Hal senada disampaikan Dr. Wiweka. "Jangan ada diskriminasi pada pasien TB. Penyakit ini bisa sembuh dengan pengobatan rutin minimal enam bulan, atau 22-24 bulan pada TB yang resisten," ujarnya.

"Selama daya tahan tubuh terjaga baik dan lingkungan sehat, maka tidak ada yang menularkan. Sebaliknya, bila daya tahan tubuh menurun dan lingkungan buruk, maka bisa saling menulari," imbuhnya.

Stigma terhadap pasien TB bisa memengaruhi kualitas hidup mereka.

Dr. Erlina menyebutkan bahwa TB bisa membuat pasien kehilangan pendapatan karena tidak dapat bekerja, kegiatan sekolah terganggu, dan dikucilkan masyarakat. Bahkan, pasien TB juga tak leluasa berinteraksi dengan keluarga sendiri yang takut risiko penularan.

TB juga berdampak pada tingkat kemiskinan yang bertambah, karena penyakit ini banyak menyerang masyarakat dengan ekonomi lemah dan kelompok usia produktif. Pemerintah juga menyiapkan dana khusus untuk mengatasi TB.

Mengapa Indonesia belum bebas dari beban TB? Menurut Dr. Erlina, ini karena persoalan TB bukan hanya terkait medis. Banyak pihak berkewajiban mendukung upaya pemberantasan dan kampanye Indonesia bebas TB.

"Misalnya, pasien tidak mau balik berobat karena fasilitas kesehatan yang kurang, atau minimnya dukungan keluarga dan masyarakat," tandasnya.
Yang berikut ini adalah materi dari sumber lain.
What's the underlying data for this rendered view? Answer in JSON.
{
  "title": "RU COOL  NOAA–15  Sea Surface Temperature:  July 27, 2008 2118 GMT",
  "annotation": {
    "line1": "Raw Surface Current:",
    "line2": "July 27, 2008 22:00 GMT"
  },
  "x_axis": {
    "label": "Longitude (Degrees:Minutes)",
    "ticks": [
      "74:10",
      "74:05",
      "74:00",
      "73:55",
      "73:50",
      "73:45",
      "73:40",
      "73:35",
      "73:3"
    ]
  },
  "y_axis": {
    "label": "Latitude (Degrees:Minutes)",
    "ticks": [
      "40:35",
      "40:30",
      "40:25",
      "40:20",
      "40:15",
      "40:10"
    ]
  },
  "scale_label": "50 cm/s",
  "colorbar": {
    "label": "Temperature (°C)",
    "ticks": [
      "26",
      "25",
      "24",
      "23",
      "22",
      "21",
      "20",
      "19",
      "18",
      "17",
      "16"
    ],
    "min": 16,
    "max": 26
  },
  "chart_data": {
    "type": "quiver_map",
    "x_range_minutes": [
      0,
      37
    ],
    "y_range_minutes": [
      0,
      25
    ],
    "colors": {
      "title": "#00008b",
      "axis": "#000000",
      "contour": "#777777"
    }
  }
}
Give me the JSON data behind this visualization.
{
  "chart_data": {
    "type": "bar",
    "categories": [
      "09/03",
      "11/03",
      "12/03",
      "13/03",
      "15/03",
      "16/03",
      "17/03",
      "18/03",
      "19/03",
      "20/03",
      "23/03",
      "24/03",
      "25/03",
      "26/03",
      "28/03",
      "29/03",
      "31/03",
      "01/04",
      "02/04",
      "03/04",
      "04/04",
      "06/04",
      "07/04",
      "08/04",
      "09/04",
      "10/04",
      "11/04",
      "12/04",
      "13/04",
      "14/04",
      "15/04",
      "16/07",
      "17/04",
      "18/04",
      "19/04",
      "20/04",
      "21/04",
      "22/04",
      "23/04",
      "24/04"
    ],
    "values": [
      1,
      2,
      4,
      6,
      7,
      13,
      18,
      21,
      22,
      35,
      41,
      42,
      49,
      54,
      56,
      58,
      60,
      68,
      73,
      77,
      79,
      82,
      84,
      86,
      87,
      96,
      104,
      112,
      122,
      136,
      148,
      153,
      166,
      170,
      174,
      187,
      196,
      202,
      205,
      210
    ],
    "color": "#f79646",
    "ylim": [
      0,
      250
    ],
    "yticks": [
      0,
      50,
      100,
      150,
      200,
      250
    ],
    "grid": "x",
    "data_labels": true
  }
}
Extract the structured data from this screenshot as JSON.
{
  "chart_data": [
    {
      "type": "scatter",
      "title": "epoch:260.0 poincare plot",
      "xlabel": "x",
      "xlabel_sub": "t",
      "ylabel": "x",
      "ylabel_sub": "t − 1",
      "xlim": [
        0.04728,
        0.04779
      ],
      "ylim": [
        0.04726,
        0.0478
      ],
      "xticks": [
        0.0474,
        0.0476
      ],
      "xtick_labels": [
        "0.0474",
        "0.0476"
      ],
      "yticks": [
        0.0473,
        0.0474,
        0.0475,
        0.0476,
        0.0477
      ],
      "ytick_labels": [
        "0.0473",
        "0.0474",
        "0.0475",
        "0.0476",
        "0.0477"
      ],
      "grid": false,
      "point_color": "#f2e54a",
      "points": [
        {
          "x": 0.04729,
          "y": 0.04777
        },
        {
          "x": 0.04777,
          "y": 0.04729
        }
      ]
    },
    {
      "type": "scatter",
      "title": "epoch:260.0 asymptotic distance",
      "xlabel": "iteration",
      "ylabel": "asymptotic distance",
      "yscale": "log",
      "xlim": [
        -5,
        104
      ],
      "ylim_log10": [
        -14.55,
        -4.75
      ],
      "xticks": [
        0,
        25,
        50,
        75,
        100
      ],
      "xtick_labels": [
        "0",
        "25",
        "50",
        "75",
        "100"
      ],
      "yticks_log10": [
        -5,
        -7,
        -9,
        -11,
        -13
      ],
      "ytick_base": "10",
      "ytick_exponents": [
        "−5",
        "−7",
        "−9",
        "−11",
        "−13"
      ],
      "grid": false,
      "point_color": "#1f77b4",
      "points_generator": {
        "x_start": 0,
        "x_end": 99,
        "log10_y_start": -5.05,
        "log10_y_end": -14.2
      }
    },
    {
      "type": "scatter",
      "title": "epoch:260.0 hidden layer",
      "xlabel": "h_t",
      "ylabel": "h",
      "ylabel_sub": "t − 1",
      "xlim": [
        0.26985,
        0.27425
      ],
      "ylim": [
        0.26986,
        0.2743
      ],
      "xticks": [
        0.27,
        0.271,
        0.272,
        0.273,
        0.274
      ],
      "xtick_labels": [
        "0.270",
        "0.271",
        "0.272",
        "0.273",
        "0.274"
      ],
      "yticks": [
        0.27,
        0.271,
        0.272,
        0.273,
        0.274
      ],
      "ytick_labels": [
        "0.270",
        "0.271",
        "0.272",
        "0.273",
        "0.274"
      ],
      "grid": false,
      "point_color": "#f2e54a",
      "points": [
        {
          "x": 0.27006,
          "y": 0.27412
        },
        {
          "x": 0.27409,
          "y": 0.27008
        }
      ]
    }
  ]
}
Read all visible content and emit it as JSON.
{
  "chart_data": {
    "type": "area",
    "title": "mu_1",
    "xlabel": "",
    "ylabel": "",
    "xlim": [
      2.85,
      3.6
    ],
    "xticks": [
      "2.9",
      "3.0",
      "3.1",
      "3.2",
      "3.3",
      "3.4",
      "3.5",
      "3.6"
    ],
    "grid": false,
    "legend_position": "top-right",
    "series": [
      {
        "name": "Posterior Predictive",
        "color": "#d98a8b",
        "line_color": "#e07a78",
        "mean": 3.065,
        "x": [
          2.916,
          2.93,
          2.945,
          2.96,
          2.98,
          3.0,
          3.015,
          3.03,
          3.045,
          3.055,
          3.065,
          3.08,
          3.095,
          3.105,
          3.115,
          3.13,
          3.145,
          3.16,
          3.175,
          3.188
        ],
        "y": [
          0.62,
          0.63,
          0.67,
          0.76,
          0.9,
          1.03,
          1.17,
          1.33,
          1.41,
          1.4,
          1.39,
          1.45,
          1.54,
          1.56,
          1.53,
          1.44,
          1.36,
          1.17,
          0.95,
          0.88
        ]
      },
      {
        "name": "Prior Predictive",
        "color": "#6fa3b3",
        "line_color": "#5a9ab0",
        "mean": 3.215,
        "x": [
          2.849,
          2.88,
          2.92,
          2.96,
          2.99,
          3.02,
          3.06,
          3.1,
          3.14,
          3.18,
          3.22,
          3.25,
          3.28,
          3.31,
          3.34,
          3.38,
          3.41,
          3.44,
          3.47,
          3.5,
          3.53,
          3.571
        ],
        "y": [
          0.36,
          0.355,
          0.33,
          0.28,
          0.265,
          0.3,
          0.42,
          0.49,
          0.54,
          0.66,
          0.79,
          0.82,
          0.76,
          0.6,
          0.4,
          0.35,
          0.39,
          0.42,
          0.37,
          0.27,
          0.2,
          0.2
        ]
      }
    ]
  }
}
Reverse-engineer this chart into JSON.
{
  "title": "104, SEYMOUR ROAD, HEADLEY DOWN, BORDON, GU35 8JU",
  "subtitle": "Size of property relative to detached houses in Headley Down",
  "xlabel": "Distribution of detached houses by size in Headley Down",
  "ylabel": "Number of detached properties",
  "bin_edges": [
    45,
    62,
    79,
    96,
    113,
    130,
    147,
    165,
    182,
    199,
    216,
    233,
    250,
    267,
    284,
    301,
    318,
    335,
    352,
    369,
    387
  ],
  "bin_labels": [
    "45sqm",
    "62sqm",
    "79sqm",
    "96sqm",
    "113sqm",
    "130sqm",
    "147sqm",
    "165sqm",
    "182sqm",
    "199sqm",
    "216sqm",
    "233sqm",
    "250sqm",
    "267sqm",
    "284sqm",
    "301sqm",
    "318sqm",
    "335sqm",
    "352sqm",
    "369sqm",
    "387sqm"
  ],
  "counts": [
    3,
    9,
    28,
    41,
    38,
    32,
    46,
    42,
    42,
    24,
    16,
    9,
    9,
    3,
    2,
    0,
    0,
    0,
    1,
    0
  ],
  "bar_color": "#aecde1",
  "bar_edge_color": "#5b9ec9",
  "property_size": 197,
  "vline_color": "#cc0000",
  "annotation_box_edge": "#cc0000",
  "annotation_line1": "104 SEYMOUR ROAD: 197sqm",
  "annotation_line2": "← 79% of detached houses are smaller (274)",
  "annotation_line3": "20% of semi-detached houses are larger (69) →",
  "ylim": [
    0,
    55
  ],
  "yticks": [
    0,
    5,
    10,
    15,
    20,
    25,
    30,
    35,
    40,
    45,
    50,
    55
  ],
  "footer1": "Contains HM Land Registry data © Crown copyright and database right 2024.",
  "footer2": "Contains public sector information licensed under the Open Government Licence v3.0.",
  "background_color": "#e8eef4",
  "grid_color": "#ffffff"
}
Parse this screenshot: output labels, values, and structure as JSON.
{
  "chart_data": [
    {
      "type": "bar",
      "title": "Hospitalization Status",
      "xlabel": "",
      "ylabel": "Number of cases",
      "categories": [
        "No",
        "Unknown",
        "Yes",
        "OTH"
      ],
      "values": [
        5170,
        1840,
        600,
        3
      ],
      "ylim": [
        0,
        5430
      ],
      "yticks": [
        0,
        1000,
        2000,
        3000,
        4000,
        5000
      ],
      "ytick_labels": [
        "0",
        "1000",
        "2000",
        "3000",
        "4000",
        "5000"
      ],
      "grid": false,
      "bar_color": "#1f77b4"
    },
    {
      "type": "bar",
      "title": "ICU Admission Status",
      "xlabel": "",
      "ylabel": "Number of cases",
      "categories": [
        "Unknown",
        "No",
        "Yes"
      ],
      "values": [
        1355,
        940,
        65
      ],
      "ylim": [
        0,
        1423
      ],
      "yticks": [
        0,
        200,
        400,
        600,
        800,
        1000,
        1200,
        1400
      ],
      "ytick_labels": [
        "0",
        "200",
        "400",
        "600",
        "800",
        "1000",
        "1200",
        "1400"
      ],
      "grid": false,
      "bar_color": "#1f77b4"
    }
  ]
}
Dr. Erlina menegaskan bahwa karena TB adalah masalah bersama, maka berbagai sektor selain medis harus ikut mendukung. Misalnya, infrastruktur fasilitas kesehatan yang merata sampai pelosok, serta kelonggaran izin berobat dari sekolah, kampus, dan perusahaan.

"Mengatasi penyakit menular harus kerja sama secara masif semua pihak, tidak hanya tugas layanan kesehatan. Masyarakat harus aktif jika menemukan kasus baru, terutama para kader kelurahan dan PKK," tambah Dr. Erlina.